PENSAMENTO PLURAL Brasília, a casa que virou palco do abuso e da contradição, por Palmarí de Lucena

Em seu comentário, o escritor Palmarí de Lucena enfatiza como “a recente obstrução no Congresso expôs uma grave crise ética e institucional, com parlamentares usando seus mandatos para proteger interesses pessoais e atacar a democracia”. Ainda para o autor, “a defesa do foro privilegiado evidencia hipocrisia e blindagem contra a justiça e é urgente resgatar a responsabilidade e a ética parlamentar para restaurar a confiança pública e garantir o pleno funcionamento das instituições democráticas”. Confira íntegra…

Nas últimas semanas, Brasília assistiu a um espetáculo triste e preocupante — o Congresso Nacional, templo da democracia representativa, transformou-se em palco de uma obstrução prolongada, orquestrada por parlamentares que decidiram rasgar o Regimento Interno das Casas, desrespeitar a Constituição e suspender o funcionamento das Mesas Diretoras por mais de trinta horas. Um gesto que não pode ser entendido senão como um atentado ao Estado Democrático de Direito e uma tentativa explícita de chantagem política.

Esses parlamentares, eleitos para representar o povo, preferiram colocar seus mandatos a serviço da impunidade de um ex-presidente, renunciando à responsabilidade que lhes foi confiada para blindar interesses particulares, em detrimento do interesse coletivo e do funcionamento institucional. Mais que um conflito político, foi um ataque à boa conduta parlamentar, um flagrante desrespeito às normas que regem a ética e a disciplina do Legislativo.

Mas a contradição não para aí. Enquanto se vangloriam de defender a liberdade de expressão, a justiça e a ordem — princípios que deveriam ser a alma da democracia — esses mesmos representantes agem como advogados de seus próprios privilégios. A defesa do foro privilegiado — ainda vigente e alvo de intensos debates — tem funcionado como uma blindagem que impede a responsabilização por atos cometidos no exercício do mandato, garantindo impunidade e dificultando o acesso da Justiça a parlamentares envolvidos em irregularidades.

O paradoxo é que esses mesmos parlamentares, enquanto usam seus mandatos para obstruir o Congresso e proteger interesses próprios, também fazem parte de um movimento para acabar com o foro privilegiado — não para fortalecer a justiça, mas para escapar do alcance do Supremo Tribunal Federal (STF) e transferir seus processos para tribunais estaduais, mais suscetíveis a influências políticas e pressões locais.

É grave imaginar que o mandato parlamentar, instrumento sagrado da soberania popular, tenha sido usado para proteger condutas incompatíveis, para esquivar-se da aplicação da lei e, em casos extremos, até para servir como agente de governos estrangeiros, em prejuízo aos interesses do Brasil.
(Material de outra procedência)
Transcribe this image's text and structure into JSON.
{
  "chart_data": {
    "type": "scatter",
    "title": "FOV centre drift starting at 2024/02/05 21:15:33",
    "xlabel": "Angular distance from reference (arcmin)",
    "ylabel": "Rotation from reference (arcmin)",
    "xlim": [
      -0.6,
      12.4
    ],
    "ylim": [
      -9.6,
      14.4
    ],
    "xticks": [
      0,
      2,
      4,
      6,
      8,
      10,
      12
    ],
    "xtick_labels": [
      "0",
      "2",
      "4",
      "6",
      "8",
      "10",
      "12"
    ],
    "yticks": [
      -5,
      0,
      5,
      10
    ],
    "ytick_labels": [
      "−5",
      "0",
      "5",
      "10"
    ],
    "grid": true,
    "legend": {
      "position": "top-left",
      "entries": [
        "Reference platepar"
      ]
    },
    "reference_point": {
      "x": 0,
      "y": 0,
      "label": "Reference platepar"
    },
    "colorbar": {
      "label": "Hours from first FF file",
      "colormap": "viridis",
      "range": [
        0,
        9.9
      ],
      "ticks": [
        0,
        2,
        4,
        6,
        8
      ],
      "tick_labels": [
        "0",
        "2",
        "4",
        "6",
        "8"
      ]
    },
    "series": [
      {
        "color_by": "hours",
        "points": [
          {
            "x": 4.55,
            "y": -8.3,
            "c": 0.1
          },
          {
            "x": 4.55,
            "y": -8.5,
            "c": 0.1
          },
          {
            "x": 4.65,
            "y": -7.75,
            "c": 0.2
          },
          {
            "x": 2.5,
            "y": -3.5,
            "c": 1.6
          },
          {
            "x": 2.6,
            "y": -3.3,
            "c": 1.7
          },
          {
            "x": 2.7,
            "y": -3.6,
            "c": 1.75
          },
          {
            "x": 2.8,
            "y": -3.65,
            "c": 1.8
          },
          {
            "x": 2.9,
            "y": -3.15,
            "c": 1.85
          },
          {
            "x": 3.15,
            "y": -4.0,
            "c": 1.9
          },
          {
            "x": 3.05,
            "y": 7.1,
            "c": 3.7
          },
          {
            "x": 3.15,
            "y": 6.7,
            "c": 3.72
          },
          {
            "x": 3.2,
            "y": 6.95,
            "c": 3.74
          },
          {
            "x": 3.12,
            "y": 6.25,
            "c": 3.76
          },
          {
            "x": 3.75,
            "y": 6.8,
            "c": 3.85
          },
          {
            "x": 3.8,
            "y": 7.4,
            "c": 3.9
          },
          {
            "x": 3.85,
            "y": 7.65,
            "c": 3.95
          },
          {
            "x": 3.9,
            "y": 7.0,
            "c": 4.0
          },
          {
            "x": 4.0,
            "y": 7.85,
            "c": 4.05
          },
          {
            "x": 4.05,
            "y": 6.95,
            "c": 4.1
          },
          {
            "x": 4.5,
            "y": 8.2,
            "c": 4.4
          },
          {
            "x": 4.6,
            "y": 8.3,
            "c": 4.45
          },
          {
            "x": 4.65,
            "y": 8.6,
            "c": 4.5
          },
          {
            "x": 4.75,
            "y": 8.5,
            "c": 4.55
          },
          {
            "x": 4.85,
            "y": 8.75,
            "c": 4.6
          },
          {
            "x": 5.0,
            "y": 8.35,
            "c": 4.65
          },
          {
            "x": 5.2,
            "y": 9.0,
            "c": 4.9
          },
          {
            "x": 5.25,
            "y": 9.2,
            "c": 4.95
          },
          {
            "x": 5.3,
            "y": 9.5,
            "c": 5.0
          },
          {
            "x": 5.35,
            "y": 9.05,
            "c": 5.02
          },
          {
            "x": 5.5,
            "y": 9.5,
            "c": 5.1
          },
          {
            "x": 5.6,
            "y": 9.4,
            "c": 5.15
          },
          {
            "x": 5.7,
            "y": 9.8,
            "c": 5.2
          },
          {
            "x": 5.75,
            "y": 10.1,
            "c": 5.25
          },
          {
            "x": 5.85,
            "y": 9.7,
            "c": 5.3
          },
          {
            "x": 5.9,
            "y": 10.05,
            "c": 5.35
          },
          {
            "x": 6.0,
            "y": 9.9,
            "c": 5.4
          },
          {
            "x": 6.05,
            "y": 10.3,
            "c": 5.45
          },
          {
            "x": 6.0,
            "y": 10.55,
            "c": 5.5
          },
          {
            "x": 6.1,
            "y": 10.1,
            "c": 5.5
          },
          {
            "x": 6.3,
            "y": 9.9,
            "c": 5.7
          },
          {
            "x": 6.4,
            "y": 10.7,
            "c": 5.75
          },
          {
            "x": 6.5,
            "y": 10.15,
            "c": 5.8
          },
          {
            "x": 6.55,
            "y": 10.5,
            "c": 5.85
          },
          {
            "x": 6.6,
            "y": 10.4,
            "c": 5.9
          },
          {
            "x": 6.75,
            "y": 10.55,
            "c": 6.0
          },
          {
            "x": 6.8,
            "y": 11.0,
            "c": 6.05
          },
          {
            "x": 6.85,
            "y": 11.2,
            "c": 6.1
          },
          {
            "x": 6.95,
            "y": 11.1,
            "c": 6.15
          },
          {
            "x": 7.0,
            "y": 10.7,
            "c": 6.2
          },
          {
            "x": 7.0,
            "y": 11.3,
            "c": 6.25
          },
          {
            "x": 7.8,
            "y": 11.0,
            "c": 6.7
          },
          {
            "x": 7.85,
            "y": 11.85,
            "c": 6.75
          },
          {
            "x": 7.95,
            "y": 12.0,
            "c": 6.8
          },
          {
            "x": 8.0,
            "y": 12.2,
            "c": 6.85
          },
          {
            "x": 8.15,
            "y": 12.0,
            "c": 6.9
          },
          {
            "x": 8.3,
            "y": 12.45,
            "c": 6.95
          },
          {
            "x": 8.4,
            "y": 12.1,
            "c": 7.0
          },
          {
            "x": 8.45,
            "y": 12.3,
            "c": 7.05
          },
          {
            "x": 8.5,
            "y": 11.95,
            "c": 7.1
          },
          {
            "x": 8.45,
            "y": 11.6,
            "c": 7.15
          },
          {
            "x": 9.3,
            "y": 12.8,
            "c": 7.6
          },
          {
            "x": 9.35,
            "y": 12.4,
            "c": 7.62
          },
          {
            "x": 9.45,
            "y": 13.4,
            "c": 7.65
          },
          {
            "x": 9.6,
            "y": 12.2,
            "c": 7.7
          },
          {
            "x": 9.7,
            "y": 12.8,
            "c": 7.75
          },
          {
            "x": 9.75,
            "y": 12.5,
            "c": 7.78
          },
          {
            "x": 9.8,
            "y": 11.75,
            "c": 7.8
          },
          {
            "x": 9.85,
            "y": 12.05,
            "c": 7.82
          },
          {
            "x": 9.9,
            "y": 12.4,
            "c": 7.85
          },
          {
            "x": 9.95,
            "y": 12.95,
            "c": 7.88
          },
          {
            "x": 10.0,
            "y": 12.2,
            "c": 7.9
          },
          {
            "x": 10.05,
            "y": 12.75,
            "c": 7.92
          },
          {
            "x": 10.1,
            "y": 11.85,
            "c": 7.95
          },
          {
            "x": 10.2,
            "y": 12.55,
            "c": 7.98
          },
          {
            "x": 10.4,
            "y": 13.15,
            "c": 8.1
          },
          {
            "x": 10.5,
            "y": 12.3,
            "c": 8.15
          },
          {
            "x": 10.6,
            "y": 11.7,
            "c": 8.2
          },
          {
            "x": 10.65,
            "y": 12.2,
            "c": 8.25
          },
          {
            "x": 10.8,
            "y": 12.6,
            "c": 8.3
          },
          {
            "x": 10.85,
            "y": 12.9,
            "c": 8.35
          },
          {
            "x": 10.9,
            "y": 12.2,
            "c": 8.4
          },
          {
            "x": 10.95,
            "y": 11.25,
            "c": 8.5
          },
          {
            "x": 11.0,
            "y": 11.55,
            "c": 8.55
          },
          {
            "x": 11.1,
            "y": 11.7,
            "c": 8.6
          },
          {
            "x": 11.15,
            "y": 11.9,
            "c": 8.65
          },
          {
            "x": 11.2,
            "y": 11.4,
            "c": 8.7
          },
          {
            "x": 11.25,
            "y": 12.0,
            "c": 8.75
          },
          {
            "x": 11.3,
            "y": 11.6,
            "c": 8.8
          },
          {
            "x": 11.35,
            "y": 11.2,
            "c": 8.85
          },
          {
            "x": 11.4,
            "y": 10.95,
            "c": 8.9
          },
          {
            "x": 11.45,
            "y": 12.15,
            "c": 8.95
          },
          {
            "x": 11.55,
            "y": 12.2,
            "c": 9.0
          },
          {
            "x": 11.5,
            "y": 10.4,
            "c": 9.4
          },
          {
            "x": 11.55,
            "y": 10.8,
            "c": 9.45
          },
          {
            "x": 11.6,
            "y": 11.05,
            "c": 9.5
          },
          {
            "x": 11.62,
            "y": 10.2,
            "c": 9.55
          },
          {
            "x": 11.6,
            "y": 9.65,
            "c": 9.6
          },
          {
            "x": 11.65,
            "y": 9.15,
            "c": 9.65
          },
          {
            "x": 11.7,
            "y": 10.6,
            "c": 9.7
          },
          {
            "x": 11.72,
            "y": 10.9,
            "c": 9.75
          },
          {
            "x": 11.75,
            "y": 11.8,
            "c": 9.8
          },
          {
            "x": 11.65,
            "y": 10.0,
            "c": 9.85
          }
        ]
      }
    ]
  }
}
Tal prática contradiz frontalmente o compromisso ético e legal que deveria nortear a atuação dos legisladores.

Esse teatro de abusos, obstruções e defesas hipócritas cria um abismo entre o Parlamento e a sociedade, corroendo a confiança na política e fragilizando as instituições que deveriam garantir a estabilidade democrática. A democracia não se sustenta onde a liberdade é invocada para justificar o desrespeito às regras, nem onde a justiça é silenciada para proteger interesses particulares.

É urgente que os atores políticos recuperem o senso de responsabilidade, respeitem as normas regimentais e restabeleçam a ética parlamentar. Só assim o Congresso poderá voltar a ser o verdadeiro guardião da Constituição e o legítimo representante do povo brasileiro, em vez de palco para interesses obscuros e abusos de poder.

Porque, no fim das contas, a democracia exige coerência entre discurso e ação — e não pode sobreviver ao teatro do abuso e da contradição.